- From: <bugzilla@wiggum.w3.org>
- Date: Wed, 13 Feb 2008 16:23:51 +0000
- To: public-qt-comments@w3.org
- CC:
http://www.w3.org/Bugs/Public/show_bug.cgi?id=5251 ------- Comment #5 from mike@saxonica.com 2008-02-13 16:23 ------- The proposal was discussed at the telcon on 2008-02-12. There were two main reservations expressed: (a) the use of compare(substring(xxx)) was not equivalent to the current behaviour because the substring function operates without knowledge of a collation; thus this might find a match where the current spec would not. (See minutes for example) (b) Jim Melton felt unease about whether this was really a bug: were we sure the status quo wasn't what the WG intended? I would like to revise the proposal to make it a very simple change.
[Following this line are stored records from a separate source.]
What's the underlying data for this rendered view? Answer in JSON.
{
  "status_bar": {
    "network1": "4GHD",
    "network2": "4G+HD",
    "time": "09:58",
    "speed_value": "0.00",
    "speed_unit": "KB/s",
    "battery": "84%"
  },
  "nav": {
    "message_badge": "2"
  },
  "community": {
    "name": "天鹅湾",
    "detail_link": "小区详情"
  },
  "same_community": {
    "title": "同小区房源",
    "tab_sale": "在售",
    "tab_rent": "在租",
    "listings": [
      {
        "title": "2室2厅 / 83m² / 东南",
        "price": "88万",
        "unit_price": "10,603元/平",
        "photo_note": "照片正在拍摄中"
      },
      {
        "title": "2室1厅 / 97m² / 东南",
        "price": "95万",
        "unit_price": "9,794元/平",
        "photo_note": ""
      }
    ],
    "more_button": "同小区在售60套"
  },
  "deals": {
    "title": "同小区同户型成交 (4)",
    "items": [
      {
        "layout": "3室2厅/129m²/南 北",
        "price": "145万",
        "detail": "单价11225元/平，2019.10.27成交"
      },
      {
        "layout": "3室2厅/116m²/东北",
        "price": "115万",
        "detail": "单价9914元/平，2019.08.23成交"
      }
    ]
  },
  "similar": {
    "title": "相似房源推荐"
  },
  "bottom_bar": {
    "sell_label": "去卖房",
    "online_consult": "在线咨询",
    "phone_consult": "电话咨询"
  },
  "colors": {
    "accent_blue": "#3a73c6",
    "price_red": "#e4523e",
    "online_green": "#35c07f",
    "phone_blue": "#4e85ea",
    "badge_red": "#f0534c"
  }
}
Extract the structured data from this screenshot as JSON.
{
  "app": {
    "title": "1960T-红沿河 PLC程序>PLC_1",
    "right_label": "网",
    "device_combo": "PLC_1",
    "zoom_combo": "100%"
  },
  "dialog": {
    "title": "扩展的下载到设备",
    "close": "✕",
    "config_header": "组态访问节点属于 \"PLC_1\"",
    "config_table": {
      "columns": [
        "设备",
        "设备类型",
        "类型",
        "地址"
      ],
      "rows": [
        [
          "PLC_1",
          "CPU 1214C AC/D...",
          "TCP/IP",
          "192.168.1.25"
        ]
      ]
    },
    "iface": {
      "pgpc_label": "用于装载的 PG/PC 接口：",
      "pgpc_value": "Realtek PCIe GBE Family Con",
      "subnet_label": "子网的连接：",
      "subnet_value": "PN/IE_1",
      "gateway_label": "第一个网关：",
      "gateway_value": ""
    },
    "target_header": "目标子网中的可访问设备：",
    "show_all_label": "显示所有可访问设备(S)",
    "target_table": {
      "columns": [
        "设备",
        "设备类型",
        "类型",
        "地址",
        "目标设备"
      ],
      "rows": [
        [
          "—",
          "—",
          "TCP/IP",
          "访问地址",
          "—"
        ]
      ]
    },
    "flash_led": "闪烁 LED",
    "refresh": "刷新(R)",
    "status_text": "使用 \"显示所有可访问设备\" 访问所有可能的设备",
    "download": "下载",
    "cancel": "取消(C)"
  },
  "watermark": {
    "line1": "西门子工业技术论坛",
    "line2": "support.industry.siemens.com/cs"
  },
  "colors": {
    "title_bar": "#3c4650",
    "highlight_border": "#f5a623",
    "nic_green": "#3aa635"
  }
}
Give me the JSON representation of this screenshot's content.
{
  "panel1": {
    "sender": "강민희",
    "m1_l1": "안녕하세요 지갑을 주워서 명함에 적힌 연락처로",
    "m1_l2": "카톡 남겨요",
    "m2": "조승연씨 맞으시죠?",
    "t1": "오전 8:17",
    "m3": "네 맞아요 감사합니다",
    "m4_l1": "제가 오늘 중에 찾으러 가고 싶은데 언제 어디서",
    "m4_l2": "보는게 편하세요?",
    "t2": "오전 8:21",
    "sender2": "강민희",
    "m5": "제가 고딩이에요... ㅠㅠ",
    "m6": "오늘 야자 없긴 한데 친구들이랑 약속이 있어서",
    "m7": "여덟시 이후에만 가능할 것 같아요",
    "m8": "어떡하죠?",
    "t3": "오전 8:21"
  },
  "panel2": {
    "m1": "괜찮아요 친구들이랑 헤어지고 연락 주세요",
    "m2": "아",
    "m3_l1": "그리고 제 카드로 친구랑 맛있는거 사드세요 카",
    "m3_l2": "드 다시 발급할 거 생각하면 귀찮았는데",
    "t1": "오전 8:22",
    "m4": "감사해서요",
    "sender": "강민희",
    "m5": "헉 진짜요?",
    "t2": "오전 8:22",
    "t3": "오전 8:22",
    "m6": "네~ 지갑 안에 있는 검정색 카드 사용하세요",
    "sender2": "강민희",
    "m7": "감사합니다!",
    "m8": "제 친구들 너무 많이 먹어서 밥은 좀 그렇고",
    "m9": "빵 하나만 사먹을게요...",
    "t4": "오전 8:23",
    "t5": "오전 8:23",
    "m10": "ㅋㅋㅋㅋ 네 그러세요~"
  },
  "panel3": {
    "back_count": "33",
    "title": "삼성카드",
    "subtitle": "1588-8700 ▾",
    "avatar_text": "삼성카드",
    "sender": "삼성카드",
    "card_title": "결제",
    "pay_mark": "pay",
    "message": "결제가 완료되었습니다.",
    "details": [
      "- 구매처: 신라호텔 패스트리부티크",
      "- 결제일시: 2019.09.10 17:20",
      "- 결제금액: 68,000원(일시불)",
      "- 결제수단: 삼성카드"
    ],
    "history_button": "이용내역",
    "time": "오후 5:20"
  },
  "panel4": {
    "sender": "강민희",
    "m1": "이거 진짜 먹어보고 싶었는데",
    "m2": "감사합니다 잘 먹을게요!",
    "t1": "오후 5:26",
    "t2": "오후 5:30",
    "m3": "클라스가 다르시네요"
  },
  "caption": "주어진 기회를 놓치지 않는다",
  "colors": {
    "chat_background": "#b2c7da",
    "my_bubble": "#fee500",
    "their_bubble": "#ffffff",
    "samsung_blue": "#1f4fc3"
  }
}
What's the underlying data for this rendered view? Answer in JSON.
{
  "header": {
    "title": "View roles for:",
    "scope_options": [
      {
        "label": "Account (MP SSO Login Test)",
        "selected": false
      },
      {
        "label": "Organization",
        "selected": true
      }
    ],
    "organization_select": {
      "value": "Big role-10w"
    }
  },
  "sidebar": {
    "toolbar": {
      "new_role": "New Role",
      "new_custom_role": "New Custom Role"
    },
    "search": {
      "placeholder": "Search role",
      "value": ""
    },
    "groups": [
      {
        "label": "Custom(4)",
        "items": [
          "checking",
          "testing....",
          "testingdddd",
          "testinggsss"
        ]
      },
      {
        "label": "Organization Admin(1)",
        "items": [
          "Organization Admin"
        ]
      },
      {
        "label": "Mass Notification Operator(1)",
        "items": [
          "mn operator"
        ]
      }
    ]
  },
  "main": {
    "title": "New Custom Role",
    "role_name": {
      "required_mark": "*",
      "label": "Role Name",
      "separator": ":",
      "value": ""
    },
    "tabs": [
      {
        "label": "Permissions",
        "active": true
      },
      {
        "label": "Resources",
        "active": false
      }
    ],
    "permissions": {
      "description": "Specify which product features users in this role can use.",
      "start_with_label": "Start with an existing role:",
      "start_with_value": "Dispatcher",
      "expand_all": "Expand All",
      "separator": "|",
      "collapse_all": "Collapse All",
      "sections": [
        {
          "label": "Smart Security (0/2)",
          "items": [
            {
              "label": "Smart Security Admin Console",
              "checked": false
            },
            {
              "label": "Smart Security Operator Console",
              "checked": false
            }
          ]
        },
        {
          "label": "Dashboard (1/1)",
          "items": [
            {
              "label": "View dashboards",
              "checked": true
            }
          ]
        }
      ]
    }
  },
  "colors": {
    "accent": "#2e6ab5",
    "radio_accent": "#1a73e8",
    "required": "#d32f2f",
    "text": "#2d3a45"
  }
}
In starts-with() and ends-with(), (a) change "minimal match" to "match", and (b) add the examples proposed in comment #4. The relevant definitions from Unicode are: DS2. There is a match according to C for P within Q[s,e] if and only if C generates the same sort key for P as for Q[s,e], and the offsets s and e meet the condition B. DS4. The match is minimal if for all positive i and j, there is no match at Q[s+i,e-j]. In such a case, we also say that P minimal matchs at Q[s,e]. Here C is the collation, B in our case is true so long as we are on a boundary between collation units (we don't say this very clearly, but it's the best interpretation), P is our second argument, and Q is the first argument. s and e are character positions. Note that DS4 is incorrect, is should only require one of i and j to be positive, the other can be zero. This bug has been reported and accepted. The current rule (for starts-with) requires a minimal match at the start of the arg1 string. This means that if "-" is ignorable (as it often is), then starts-with('-1', '-1') is false: the possible matches are on '-1' and '1'; the first match doesn't count because it is not minimal, and the second doesn't count because it is not at the start of the string. I find it impossible to believe that the WG intended this: it's surely a reasonable expectation that every string starts with itself and ends with itself.
Received on Wednesday, 13 February 2008 16:23:57 UTC